This question was just asked on MSE about the result the OP got for $$\int \frac{7x}{(2x+1)} dx$$ OP got the result $$\frac{7x}{2}-\frac{7}{4}\ln(|2x+1|)+C$$ and Wolfram gives $$\frac{7}{4} (2 x - \ln(2 x + 1) +1)+ C$$ Reading @SimplyBeautifulArt's comment on it I was also wondering why very often when checking the result of an indefinite integral with Wolfram, the computer produces answers that contain "extra" terms that are "hidden" in the arbitrary constant when computing the integral by hand with good old brain power.
When looking at the "step by step" solution Wolfram provides, most of the time it suggests the use of the same strategy one would use by hand namely, substitutions and power reducing formulas for example. Does the computer follow the steps it suggests or does it know that it is presenting these steps to a human?

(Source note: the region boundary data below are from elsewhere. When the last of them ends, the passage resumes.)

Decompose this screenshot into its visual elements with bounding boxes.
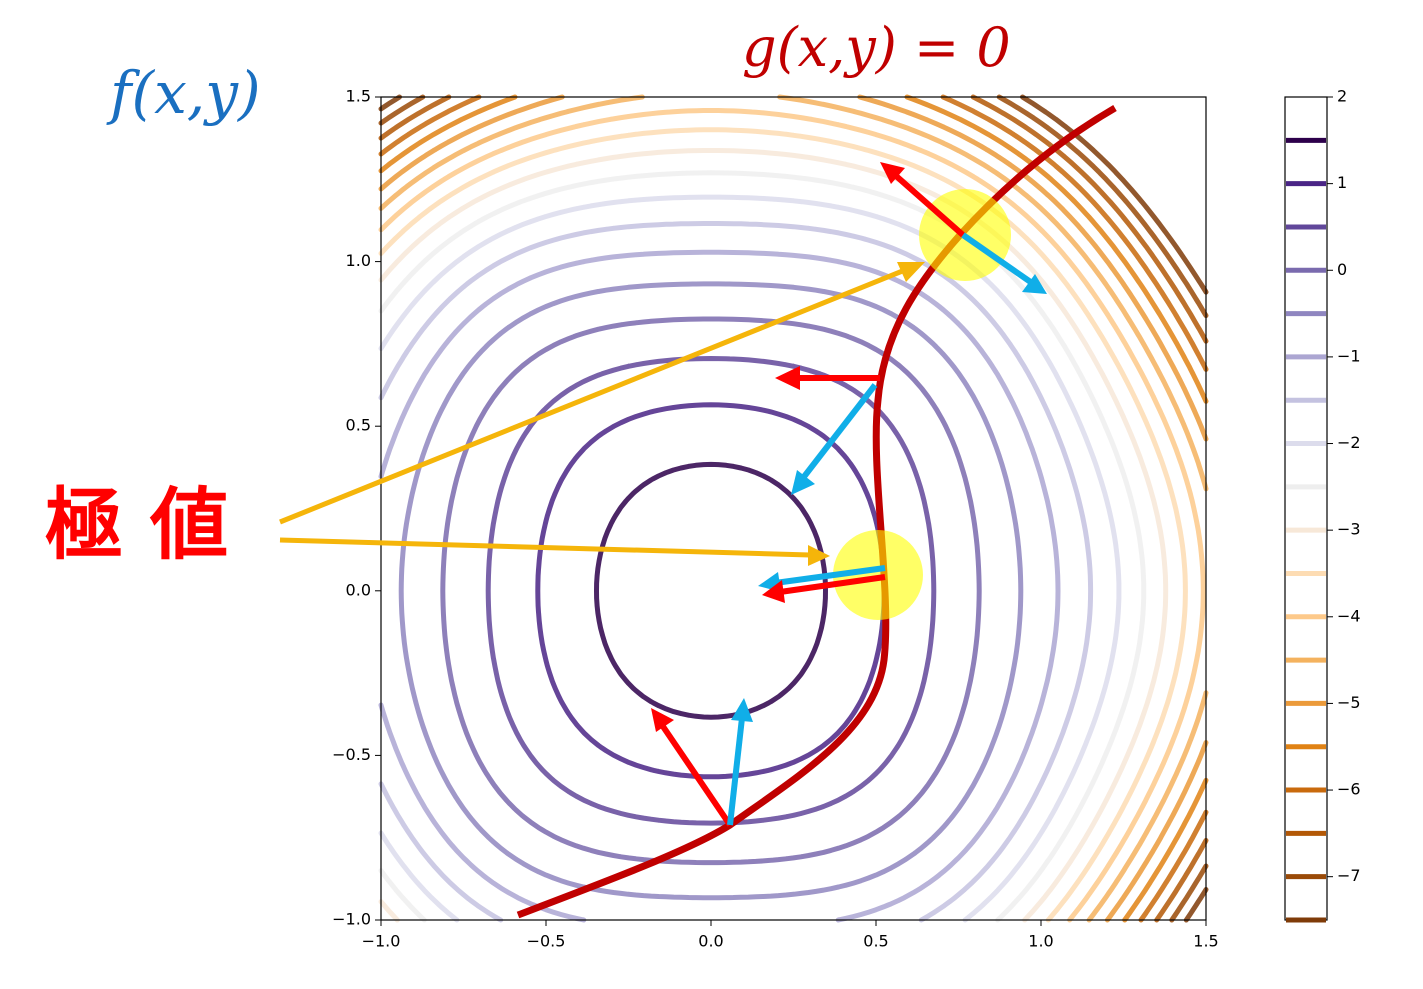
colorbar-tick-label: 2 [1337,87,1347,106]
contour-line [378,108,1206,923]
y-tick-label: −1.0 [332,910,371,929]
arrow-head [880,162,905,184]
arrow [779,574,886,595]
contour-line [535,402,887,780]
x-tick-label: 1.5 [1193,932,1218,951]
arrow [893,172,965,238]
arrow-head [651,708,674,732]
x-tick-label: 1.0 [1028,932,1053,951]
colorbar-tick-label: 0 [1337,260,1347,279]
y-tick-label: 0.0 [346,580,371,599]
arrow-head [791,470,815,495]
colorbar-frame [1284,96,1328,921]
contour-line [398,281,1024,901]
arrow [659,723,733,827]
colorbar-tick-label: −1 [1337,346,1361,365]
x-tick-label: 0.5 [863,932,888,951]
pointer-line [279,267,906,525]
y-tick-label: 1.0 [346,251,371,270]
extremum-label: 極 値 [45,480,228,570]
x-tick-label: 0.0 [698,932,723,951]
x-tick-label: −0.5 [527,932,566,951]
contour-line [378,94,1209,923]
y-tick-label: 1.5 [346,87,371,106]
colorbar-tick-label: −3 [1337,520,1361,539]
contour-layer [378,94,1209,923]
contour-line [378,94,1209,923]
arrow [800,383,878,480]
contour-line [378,94,1209,923]
colorbar-tick-label: −2 [1337,433,1361,452]
colorbar-tick-label: −4 [1337,606,1361,625]
colorbar-tick-label: −6 [1337,780,1361,799]
y-tick-label: −0.5 [332,745,371,764]
arrow [727,717,745,826]
arrow [961,232,1034,286]
pointer-head [897,262,925,282]
arrow [774,565,886,586]
contour-line [378,127,1188,923]
contour-line [594,461,828,720]
colorbar-tick-label: −7 [1337,866,1361,885]
colorbar-tick-label: −5 [1337,693,1361,712]
gradient-arrows [651,162,1047,827]
constraint-label: g(x,y) = 0 [742,16,1011,79]
arrow-head [775,366,800,390]
y-tick-label: 0.5 [346,416,371,435]
contour-line [378,194,1122,923]
contour-line [378,221,1094,923]
contour-line [378,94,1209,923]
pointer-head [808,545,830,566]
contour-line [378,148,1169,923]
plot-frame [380,96,1207,921]
annotations [279,104,1117,919]
arrow-head [1022,274,1047,294]
colorbar-tick-label: 1 [1337,173,1347,192]
arrow-head [731,698,753,722]
objective-label: f(x,y) [106,59,261,127]
contour-line [378,249,1061,923]
contour-line [378,94,1209,923]
pointer-line [279,537,811,558]
contour-line [485,356,937,826]
x-tick-label: −1.0 [362,932,401,951]
arrow-head [762,580,785,603]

It depends on what you call an "extra constant". If you are integratng $(x-1) dx$, you could get $(1/2)(x^2-2x)+C$ with a term-by-term integeation, or you could get $(1/2)u^2+C=(1/2)(x^2-2x+1)+C$ by substituting $u=x-1$. Which is the extra constant, the $+1/2$ in the second expression or the $-1/2$ we get if we render the first expression as $(1/2)(u^2-1)+C$? It depends on the point of view you adopt, not on any intrinsic property of the function.
When Wolfram integrates ${(7x)dx}/{2x+1}$, it likely puts in $u=2x+1$, which leads to $(7/4)(u-\log u)+C$. Wolfram puts this back into terms of $x$ and we think there is an extra constant, but the expression in terms if $u$ from which the answer is derived has no such term.